On the next day, we went back to the picket line and marched until it closed. It went on like that for three months, but the last two months, the people. decreased into nothing, practically, and there were only 10 persons that held the picket line, but it soon was only three or four people left, with my friend Ulysses and myself, we were two of the four, and later there were only Ulysses and myself left and we held the line for the remaining time during the four months that the picket line existed.
We were arrested twice. The first time was on April 10th, and we stayed in jail for one week. An our bond was set for $500 each. And ten hundereds dollars land bond. With the first arrest, there were 48 people arrested. And with the second arrest, the number were five decreased, and myself and Ulysses were the only Negroes that were arrested and the others were white church clerics. And the white people that were arrested with us, they were out of jail within 10 days, on $500 bond. We stayed in jail for two months and two days and our bond was $500 land bond and $1000 cash bond each.

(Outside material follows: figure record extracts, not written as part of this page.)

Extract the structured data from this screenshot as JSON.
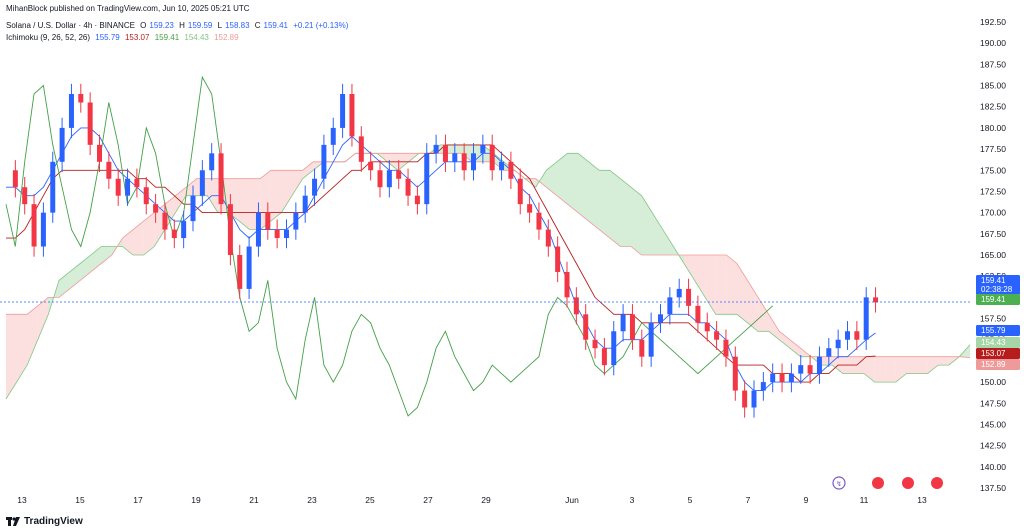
{
  "header": {
    "published": "MihanBlock published on TradingView.com, Jun 10, 2025 05:21 UTC",
    "symbol": "Solana / U.S. Dollar · 4h · BINANCE",
    "o_label": "O",
    "o_value": "159.23",
    "h_label": "H",
    "h_value": "159.59",
    "l_label": "L",
    "l_value": "158.83",
    "c_label": "C",
    "c_value": "159.41",
    "change": "+0.21 (+0.13%)",
    "ichimoku_label": "Ichimoku (9, 26, 52, 26)",
    "ich_values": [
      "155.79",
      "153.07",
      "159.41",
      "154.43",
      "152.89"
    ]
  },
  "footer": {
    "brand": "TradingView"
  },
  "price_tags": [
    {
      "value": "159.41",
      "sub": "02:38:28",
      "color": "#2962ff"
    },
    {
      "value": "159.41",
      "color": "#4caf50"
    },
    {
      "value": "155.79",
      "color": "#2962ff"
    },
    {
      "value": "154.43",
      "color": "#a5d6a7"
    },
    {
      "value": "153.07",
      "color": "#b71c1c"
    },
    {
      "value": "152.89",
      "color": "#ef9a9a"
    }
  ],
  "colors": {
    "up": "#2962ff",
    "down": "#f23645",
    "tenkan": "#2962ff",
    "kijun": "#b71c1c",
    "lagging": "#43a047",
    "cloud_green": "#a5d6a7",
    "cloud_red": "#f8bbb8"
  },
  "chart_data": {
    "type": "candlestick",
    "ylim": [
      137.5,
      192.5
    ],
    "y_ticks": [
      "192.50",
      "190.00",
      "187.50",
      "185.00",
      "182.50",
      "180.00",
      "177.50",
      "175.00",
      "172.50",
      "170.00",
      "167.50",
      "165.00",
      "162.50",
      "160.00",
      "157.50",
      "155.00",
      "152.50",
      "150.00",
      "147.50",
      "145.00",
      "142.50",
      "140.00",
      "137.50"
    ],
    "x_ticks": [
      "13",
      "15",
      "17",
      "19",
      "21",
      "23",
      "25",
      "27",
      "29",
      "Jun",
      "3",
      "5",
      "7",
      "9",
      "11",
      "13"
    ],
    "last_price": 159.41,
    "closes": [
      175,
      173,
      171,
      166,
      170,
      176,
      180,
      184,
      183,
      178,
      176,
      174,
      172,
      174,
      173,
      171,
      170,
      168,
      167,
      169,
      172,
      175,
      177,
      171,
      165,
      161,
      166,
      170,
      168,
      167,
      168,
      170,
      172,
      174,
      178,
      180,
      184,
      179,
      176,
      175,
      173,
      175,
      174,
      172,
      171,
      177,
      178,
      176,
      177,
      175,
      177,
      178,
      175,
      176,
      174,
      171,
      170,
      168,
      166,
      163,
      160,
      158,
      155,
      154,
      152,
      156,
      158,
      155,
      153,
      157,
      158,
      160,
      161,
      159,
      157,
      156,
      155,
      153,
      149,
      147,
      149,
      150,
      151,
      150,
      151,
      152,
      151,
      153,
      154,
      155,
      156,
      155,
      160,
      159.41
    ],
    "series": [
      {
        "name": "Tenkan",
        "values": [
          173,
          173,
          172,
          172,
          173,
          175,
          177,
          179,
          180,
          180,
          179,
          177,
          175,
          174,
          173,
          172,
          171,
          170,
          169,
          169,
          170,
          171,
          172,
          172,
          170,
          168,
          167,
          168,
          168,
          168,
          168,
          169,
          170,
          172,
          174,
          176,
          178,
          179,
          178,
          177,
          176,
          175,
          175,
          174,
          173,
          174,
          175,
          176,
          176,
          176,
          176,
          177,
          177,
          176,
          175,
          173,
          172,
          170,
          168,
          165,
          162,
          159,
          157,
          155,
          154,
          154,
          155,
          155,
          155,
          156,
          157,
          158,
          158,
          158,
          157,
          157,
          156,
          155,
          152,
          150,
          149,
          149,
          150,
          150,
          150,
          150,
          151,
          151,
          152,
          153,
          153,
          154,
          155,
          155.79
        ]
      },
      {
        "name": "Kijun",
        "values": [
          167,
          167,
          168,
          170,
          172,
          174,
          175,
          175,
          175,
          175,
          175,
          175,
          175,
          175,
          174,
          174,
          173,
          173,
          172,
          171,
          171,
          170,
          170,
          170,
          170,
          170,
          170,
          170,
          170,
          170,
          170,
          170,
          170,
          171,
          172,
          173,
          174,
          175,
          175,
          176,
          176,
          176,
          176,
          176,
          176,
          177,
          177,
          178,
          178,
          178,
          178,
          178,
          178,
          177,
          176,
          175,
          174,
          172,
          170,
          168,
          166,
          164,
          162,
          160,
          159,
          158,
          158,
          158,
          157,
          157,
          157,
          157,
          157,
          157,
          156,
          155,
          154,
          153,
          152,
          152,
          152,
          152,
          151,
          151,
          151,
          150,
          150,
          151,
          151,
          152,
          152,
          152,
          153,
          153.07
        ]
      },
      {
        "name": "Lagging",
        "values": [
          171,
          166,
          176,
          184,
          185,
          178,
          173,
          168,
          166,
          170,
          176,
          183,
          178,
          171,
          173,
          180,
          177,
          171,
          167,
          170,
          178,
          186,
          184,
          176,
          167,
          160,
          156,
          157,
          162,
          154,
          150,
          148,
          155,
          160,
          152,
          150,
          152,
          156,
          158,
          157,
          154,
          152,
          149,
          146,
          147,
          150,
          154,
          156,
          153,
          151,
          149,
          150,
          152,
          151,
          150,
          151,
          152,
          153,
          158,
          160,
          159,
          157,
          155,
          152,
          151,
          152,
          153,
          155,
          157,
          156,
          155,
          154,
          153,
          152,
          151,
          152,
          153,
          154,
          155,
          156,
          157,
          158,
          159
        ]
      },
      {
        "name": "SpanA",
        "values": [
          148,
          150,
          152,
          155,
          158,
          162,
          163,
          164,
          165,
          166,
          166,
          166,
          165,
          165,
          166,
          168,
          170,
          172,
          172,
          172,
          170,
          170,
          169,
          168,
          168,
          169,
          170,
          172,
          174,
          175,
          176,
          176,
          176,
          177,
          177,
          177,
          176,
          175,
          176,
          177,
          177,
          178,
          178,
          178,
          178,
          178,
          177,
          176,
          175,
          174,
          173,
          175,
          176,
          177,
          177,
          176,
          175,
          175,
          174,
          173,
          172,
          170,
          168,
          166,
          164,
          162,
          160,
          158,
          158,
          158,
          157,
          156,
          156,
          155,
          154,
          153,
          153,
          152,
          152,
          151,
          151,
          151,
          150,
          150,
          150,
          151,
          151,
          151,
          152,
          152,
          153,
          154.43
        ]
      },
      {
        "name": "SpanB",
        "values": [
          158,
          158,
          158,
          159,
          160,
          160,
          161,
          162,
          163,
          164,
          165,
          167,
          168,
          169,
          170,
          171,
          172,
          173,
          174,
          174,
          174,
          174,
          174,
          174,
          174,
          175,
          175,
          175,
          175,
          176,
          176,
          176,
          176,
          177,
          177,
          177,
          177,
          177,
          177,
          177,
          177,
          177,
          177,
          177,
          176,
          176,
          176,
          175,
          175,
          174,
          174,
          173,
          172,
          171,
          170,
          169,
          168,
          167,
          166,
          166,
          165,
          165,
          165,
          165,
          165,
          165,
          165,
          165,
          165,
          164,
          162,
          160,
          158,
          156,
          155,
          154,
          153,
          153,
          153,
          153,
          153,
          153,
          153,
          153,
          153,
          153,
          153,
          153,
          153,
          153,
          153,
          152.89
        ]
      }
    ]
  }
}
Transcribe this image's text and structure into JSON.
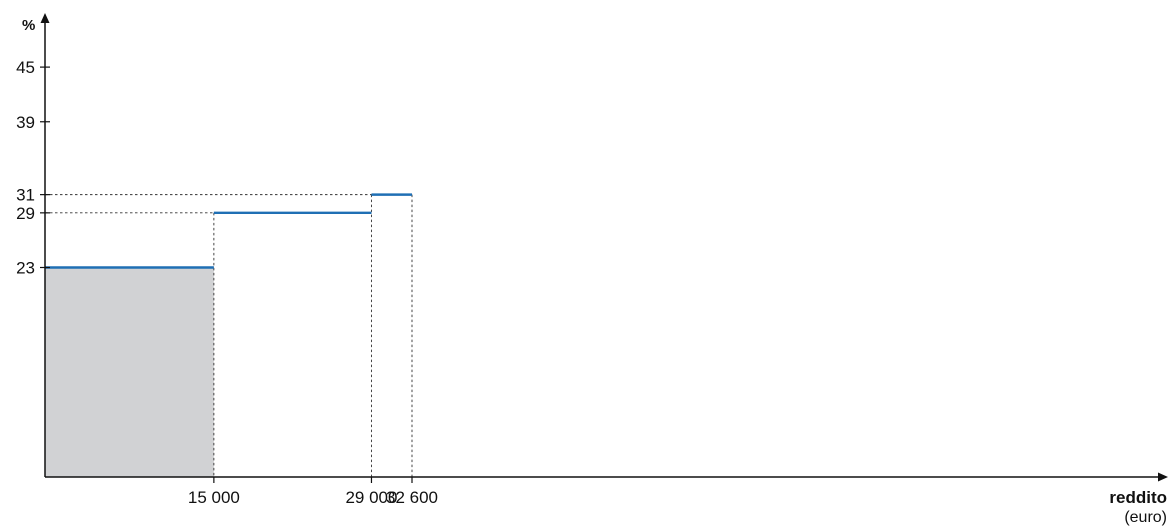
{
  "chart_data": {
    "type": "line",
    "ylabel": "%",
    "xlabel": "reddito",
    "xlabel_unit": "(euro)",
    "y_ticks": [
      {
        "value": 45,
        "label": "45"
      },
      {
        "value": 39,
        "label": "39"
      },
      {
        "value": 31,
        "label": "31"
      },
      {
        "value": 29,
        "label": "29"
      },
      {
        "value": 23,
        "label": "23"
      }
    ],
    "x_ticks": [
      {
        "value": 15000,
        "label": "15 000"
      },
      {
        "value": 29000,
        "label": "29 000"
      },
      {
        "value": 32600,
        "label": "32 600"
      }
    ],
    "series": [
      {
        "segments": [
          {
            "x_start": 0,
            "x_end": 15000,
            "y": 23
          },
          {
            "x_start": 15000,
            "x_end": 29000,
            "y": 29
          },
          {
            "x_start": 29000,
            "x_end": 32600,
            "y": 31
          }
        ]
      }
    ],
    "shaded_region": {
      "x_start": 0,
      "x_end": 15000,
      "y": 23
    },
    "xlim": [
      0,
      100000
    ],
    "ylim": [
      0,
      50
    ],
    "colors": {
      "line": "#1f6fb4",
      "shade": "#d1d2d4",
      "axis": "#111111",
      "guide": "#333333"
    }
  }
}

[$500 bail bonds set by segregationist judges in 1964 for misdemeanor arrests were the equivalent of $4300 in 2021 — an excessive and punitive amount for nonviolent protesters exercising their First Amendment rights. Mired in chronic poverty, it was almost impossible for civil Black rights activists to come up with such high cash bails so excessive bail was a common method of suprressing protests across the South. "Land bonds" were a form of bail in which a local land owner put up property as a guarantee that the jailed protester would show up in court, but they were not allowed to use the same property more than once, or for multiple defendants.]
The reason that we were held in jail so long is because every time that people came in to get us out, the sheriff would pretend to be busy, it was not that he would be gone, or out of time, if not that, then he would say that he lost the papers. All of this was done to break our spirits, but it never happened. So, we finally got out on July the 2nd, and were promptly shipped to Laurel, because there were only three people in Jones County. and it was raw a virgin. No one had ever made any progress there, and the three people were college coeds.

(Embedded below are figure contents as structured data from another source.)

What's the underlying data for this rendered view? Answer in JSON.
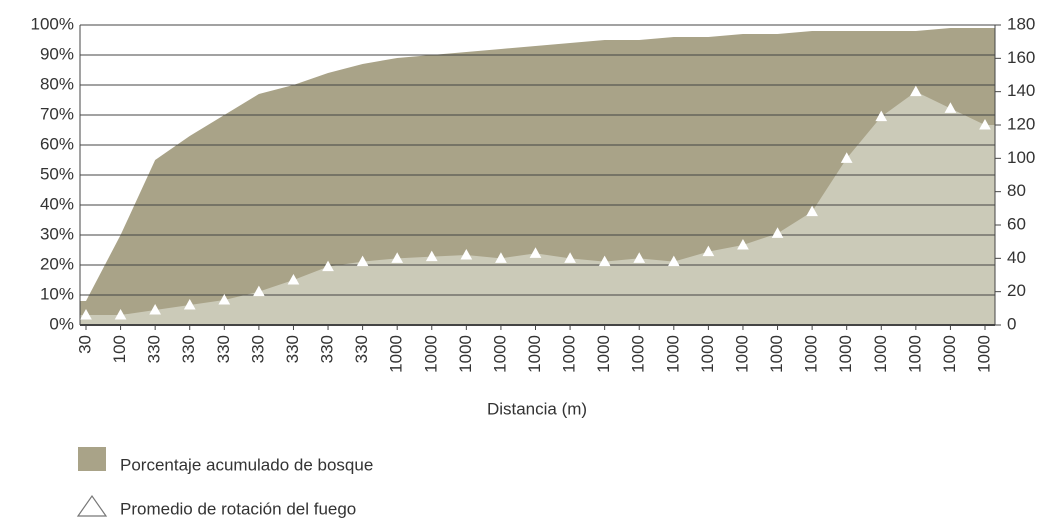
{
  "chart_data": {
    "type": "area-scatter",
    "x_label": "Distancia (m)",
    "categories": [
      "30",
      "100",
      "330",
      "330",
      "330",
      "330",
      "330",
      "330",
      "330",
      "1000",
      "1000",
      "1000",
      "1000",
      "1000",
      "1000",
      "1000",
      "1000",
      "1000",
      "1000",
      "1000",
      "1000",
      "1000",
      "1000",
      "1000",
      "1000",
      "1000",
      "1000"
    ],
    "series": [
      {
        "name": "Porcentaje acumulado de bosque",
        "color": "#a9a388",
        "axis": "y",
        "values": [
          8,
          30,
          55,
          63,
          70,
          77,
          80,
          84,
          87,
          89,
          90,
          91,
          92,
          93,
          94,
          95,
          95,
          96,
          96,
          97,
          97,
          98,
          98,
          98,
          98,
          99,
          99
        ]
      },
      {
        "name": "Promedio de rotación del fuego",
        "color": "#ffffff",
        "axis": "y2",
        "values": [
          6,
          6,
          9,
          12,
          15,
          20,
          27,
          35,
          38,
          40,
          41,
          42,
          40,
          43,
          40,
          38,
          40,
          38,
          44,
          48,
          55,
          68,
          100,
          125,
          140,
          130,
          120
        ]
      }
    ],
    "ylim": [
      0,
      100
    ],
    "yticks": [
      {
        "value": 0,
        "label": "0%"
      },
      {
        "value": 10,
        "label": "10%"
      },
      {
        "value": 20,
        "label": "20%"
      },
      {
        "value": 30,
        "label": "30%"
      },
      {
        "value": 40,
        "label": "40%"
      },
      {
        "value": 50,
        "label": "50%"
      },
      {
        "value": 60,
        "label": "60%"
      },
      {
        "value": 70,
        "label": "70%"
      },
      {
        "value": 80,
        "label": "80%"
      },
      {
        "value": 90,
        "label": "90%"
      },
      {
        "value": 100,
        "label": "100%"
      }
    ],
    "y2lim": [
      0,
      180
    ],
    "y2ticks": [
      0,
      20,
      40,
      60,
      80,
      100,
      120,
      140,
      160,
      180
    ],
    "grid": true
  }
}
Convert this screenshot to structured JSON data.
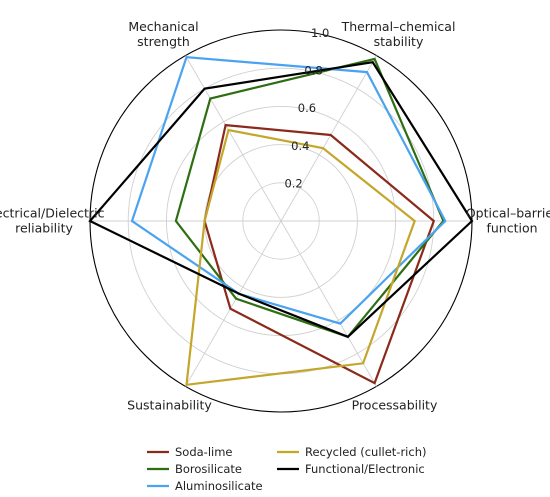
{
  "chart_data": {
    "type": "radar",
    "axes": [
      "Optical–barrier function",
      "Thermal–chemical stability",
      "Mechanical strength",
      "Electrical/Dielectric reliability",
      "Sustainability",
      "Processability"
    ],
    "rlim": [
      0,
      1.0
    ],
    "ticks": [
      "0.2",
      "0.4",
      "0.6",
      "0.8",
      "1.0"
    ],
    "grid": true,
    "legend_position": "bottom",
    "series": [
      {
        "name": "Soda-lime",
        "color": "#8b2a1a",
        "values": [
          0.8,
          0.52,
          0.58,
          0.4,
          0.53,
          0.98
        ]
      },
      {
        "name": "Borosilicate",
        "color": "#2e6e12",
        "values": [
          0.85,
          0.98,
          0.74,
          0.55,
          0.47,
          0.7
        ]
      },
      {
        "name": "Aluminosilicate",
        "color": "#4aa3f0",
        "values": [
          0.86,
          0.9,
          0.99,
          0.78,
          0.44,
          0.62
        ]
      },
      {
        "name": "Recycled (cullet-rich)",
        "color": "#c4a62a",
        "values": [
          0.7,
          0.44,
          0.55,
          0.4,
          0.99,
          0.86
        ]
      },
      {
        "name": "Functional/Electronic",
        "color": "#000000",
        "values": [
          1.0,
          0.96,
          0.8,
          1.0,
          0.44,
          0.7
        ]
      }
    ]
  }
}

Hattiesburg is my hometown and the only thing that the jailer broke was my stomach. The rotten food that we were served gave me ulcers. But my spirit, they never touched; in fact, it just made me angry; angry enough to keep swinging at Mr. Charlie. The same night that I got out of jail, a big policeman stopped me on the street and told me to pull my car over. He then came and pulled me out of my car and threw me on the top of the hood, cursing and threatening me of what he would do if he ever saw me again on the picket line. But the next day I was there again, confronting him. He began to cuss at me and walked away and he never harassed me again. This was the first time that I went to jail. He tried to put fear into me, but he didn't know that I am a person that talk. And brutality don't bother me.